Agriculture offers a largely positive picture of free trade. According to the U.S. Department of Agriculture, from 1992 to 2007 the value of U.S. agriculture exports in the world rose by 65 percent. During the same time period, farm and food exports to Canada and Mexico grew by 156 percent.
That’s great if you are a farmer, connected to the cattle or poultry industries, which also boomed, or in some related business. It’s not so great if you get affected by the out-of-work Mexican farmer who comes to the United States searching for work after being displaced by all the corn the United States now sends south of the border.
And that’s part of the rub. Free trade is attempting to open up markets between developed and developing countries. And globalization — which is really just the phenomenon of “emerging” nations developing their commercial capacities for a world market — is bound to occur with or without our trade pacts. Mexico did not do enough to retrain its agrarian populations and shift its economy. Neither did the United States, hence the problems with lost manufacturing jobs and people not ready to fill the better-paying new jobs that require different skills.
Rather than merely bashing NAFTA, we should learn from it. When it comes to trade, the truth is NAFTA is a mixed bag. It did not pump up our economy as much as people once claimed it would. And it did not hurt workers as much as the Democrats would have you believe.

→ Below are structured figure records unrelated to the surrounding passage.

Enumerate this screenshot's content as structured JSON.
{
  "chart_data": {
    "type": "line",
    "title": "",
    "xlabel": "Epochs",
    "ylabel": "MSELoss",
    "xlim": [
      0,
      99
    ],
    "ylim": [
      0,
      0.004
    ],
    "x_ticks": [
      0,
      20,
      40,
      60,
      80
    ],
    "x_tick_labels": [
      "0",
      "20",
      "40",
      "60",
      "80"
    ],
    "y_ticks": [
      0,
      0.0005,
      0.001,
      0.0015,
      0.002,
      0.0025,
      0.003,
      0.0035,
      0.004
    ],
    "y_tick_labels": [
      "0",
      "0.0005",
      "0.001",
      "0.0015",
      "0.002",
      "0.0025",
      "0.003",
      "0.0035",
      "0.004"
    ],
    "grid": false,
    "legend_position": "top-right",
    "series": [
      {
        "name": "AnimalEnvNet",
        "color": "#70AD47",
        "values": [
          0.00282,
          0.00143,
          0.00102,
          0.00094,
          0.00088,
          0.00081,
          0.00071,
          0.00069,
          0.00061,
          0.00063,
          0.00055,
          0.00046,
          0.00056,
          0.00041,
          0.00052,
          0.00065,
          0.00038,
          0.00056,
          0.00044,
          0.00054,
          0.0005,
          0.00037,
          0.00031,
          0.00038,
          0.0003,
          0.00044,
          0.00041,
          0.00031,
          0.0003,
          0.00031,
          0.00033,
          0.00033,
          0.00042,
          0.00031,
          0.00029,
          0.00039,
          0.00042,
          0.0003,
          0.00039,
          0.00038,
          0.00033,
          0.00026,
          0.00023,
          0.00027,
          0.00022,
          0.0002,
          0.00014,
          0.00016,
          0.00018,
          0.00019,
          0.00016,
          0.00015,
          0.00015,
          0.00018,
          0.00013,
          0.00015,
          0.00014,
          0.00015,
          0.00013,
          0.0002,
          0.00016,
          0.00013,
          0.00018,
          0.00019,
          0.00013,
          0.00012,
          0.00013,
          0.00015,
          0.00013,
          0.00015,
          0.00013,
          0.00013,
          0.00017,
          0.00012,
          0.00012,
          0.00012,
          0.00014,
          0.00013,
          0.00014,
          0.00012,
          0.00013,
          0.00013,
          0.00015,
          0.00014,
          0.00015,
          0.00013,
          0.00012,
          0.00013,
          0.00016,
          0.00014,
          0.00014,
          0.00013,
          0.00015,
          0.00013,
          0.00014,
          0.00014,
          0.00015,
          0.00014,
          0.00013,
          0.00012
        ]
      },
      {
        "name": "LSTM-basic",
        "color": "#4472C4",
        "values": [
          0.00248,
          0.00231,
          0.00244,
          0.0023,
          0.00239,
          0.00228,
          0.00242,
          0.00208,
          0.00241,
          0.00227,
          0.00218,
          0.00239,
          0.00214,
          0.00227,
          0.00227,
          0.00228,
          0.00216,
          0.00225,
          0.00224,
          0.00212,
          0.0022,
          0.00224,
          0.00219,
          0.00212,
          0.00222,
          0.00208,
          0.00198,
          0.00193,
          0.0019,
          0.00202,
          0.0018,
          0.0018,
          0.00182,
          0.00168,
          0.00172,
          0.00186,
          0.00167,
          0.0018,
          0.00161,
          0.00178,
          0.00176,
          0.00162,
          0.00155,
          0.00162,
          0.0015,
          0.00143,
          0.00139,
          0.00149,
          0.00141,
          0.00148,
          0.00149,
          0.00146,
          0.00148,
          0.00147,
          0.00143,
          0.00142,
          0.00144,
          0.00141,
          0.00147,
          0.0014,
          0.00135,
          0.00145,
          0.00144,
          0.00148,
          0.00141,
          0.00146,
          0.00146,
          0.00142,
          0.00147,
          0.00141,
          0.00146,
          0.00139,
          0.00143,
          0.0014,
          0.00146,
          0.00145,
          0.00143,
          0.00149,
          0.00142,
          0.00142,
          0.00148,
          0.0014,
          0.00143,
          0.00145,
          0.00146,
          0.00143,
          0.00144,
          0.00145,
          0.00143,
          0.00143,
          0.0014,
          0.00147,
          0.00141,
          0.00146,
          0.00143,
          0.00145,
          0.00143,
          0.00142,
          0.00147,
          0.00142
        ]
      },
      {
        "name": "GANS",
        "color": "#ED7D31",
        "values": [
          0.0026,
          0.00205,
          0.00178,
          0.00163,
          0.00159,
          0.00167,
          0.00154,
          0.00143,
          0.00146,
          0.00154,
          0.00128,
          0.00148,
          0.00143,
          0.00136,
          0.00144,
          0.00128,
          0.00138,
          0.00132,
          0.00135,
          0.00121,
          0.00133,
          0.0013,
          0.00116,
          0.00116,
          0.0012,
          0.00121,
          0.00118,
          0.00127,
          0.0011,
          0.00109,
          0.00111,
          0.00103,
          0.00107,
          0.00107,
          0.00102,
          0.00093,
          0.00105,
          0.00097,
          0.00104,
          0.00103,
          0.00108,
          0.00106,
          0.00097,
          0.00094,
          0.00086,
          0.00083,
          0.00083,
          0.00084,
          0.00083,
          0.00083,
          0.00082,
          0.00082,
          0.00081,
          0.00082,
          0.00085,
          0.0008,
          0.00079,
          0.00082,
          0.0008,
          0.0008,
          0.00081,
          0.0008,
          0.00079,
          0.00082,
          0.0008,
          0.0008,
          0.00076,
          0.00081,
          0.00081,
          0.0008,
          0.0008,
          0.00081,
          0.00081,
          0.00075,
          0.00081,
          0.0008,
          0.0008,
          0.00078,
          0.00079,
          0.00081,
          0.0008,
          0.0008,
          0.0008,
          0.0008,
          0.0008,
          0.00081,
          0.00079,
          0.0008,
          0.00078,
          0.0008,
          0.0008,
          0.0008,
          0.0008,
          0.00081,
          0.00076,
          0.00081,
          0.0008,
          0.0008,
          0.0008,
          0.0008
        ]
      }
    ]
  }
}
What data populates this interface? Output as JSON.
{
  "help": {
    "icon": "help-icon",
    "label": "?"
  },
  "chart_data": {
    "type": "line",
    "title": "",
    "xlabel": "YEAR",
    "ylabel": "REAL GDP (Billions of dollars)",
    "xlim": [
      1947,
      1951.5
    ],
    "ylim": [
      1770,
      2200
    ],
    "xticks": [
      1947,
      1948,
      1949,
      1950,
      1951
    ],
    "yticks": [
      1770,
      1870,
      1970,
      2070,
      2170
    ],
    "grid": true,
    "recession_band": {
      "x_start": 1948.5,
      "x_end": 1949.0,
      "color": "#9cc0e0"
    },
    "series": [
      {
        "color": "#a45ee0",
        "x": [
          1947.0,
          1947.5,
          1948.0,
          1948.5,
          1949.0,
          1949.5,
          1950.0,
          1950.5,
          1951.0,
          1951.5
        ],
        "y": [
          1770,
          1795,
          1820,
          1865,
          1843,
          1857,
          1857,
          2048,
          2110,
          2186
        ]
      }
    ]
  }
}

Mistakes were made in negotiating the agreement, and more can be done to ensure that adding jobs to foreign markets doesn’t mean increasing labor rights violations.
Forcing Colombia to protect its union organizers and members from being killed would be a good start. And we should hold the nation to following through with those protections. President Bush is content that the murder rate has dropped. That’s a start, but the killings and kidnappings are still occurring.
But to tell people that they are hurting economically because of free trade is opportunistic and basically untrue. As if the subprime housing mess isn’t occurring. As if U.S.-based industry hasn’t massively increased its ability to produce more with fewer workers in recent years, which is generally a good thing. As if trade deals must be imploded before this country does a better job at retraining its workers for the types of jobs we need filled now — far less manufacturing and more technical and service industry.
Democrats, intent on gathering voters to their side, are crying wolf on free trade. There is no doubt that many Americans are dealing with very real economic insecurity. The world is changing, and the United States needs to take steps to keep up. That includes reforming health care, education and a host of other policy areas.
Bashing free trade, as easy as it is to do on the campaign stump, won’t solve anything.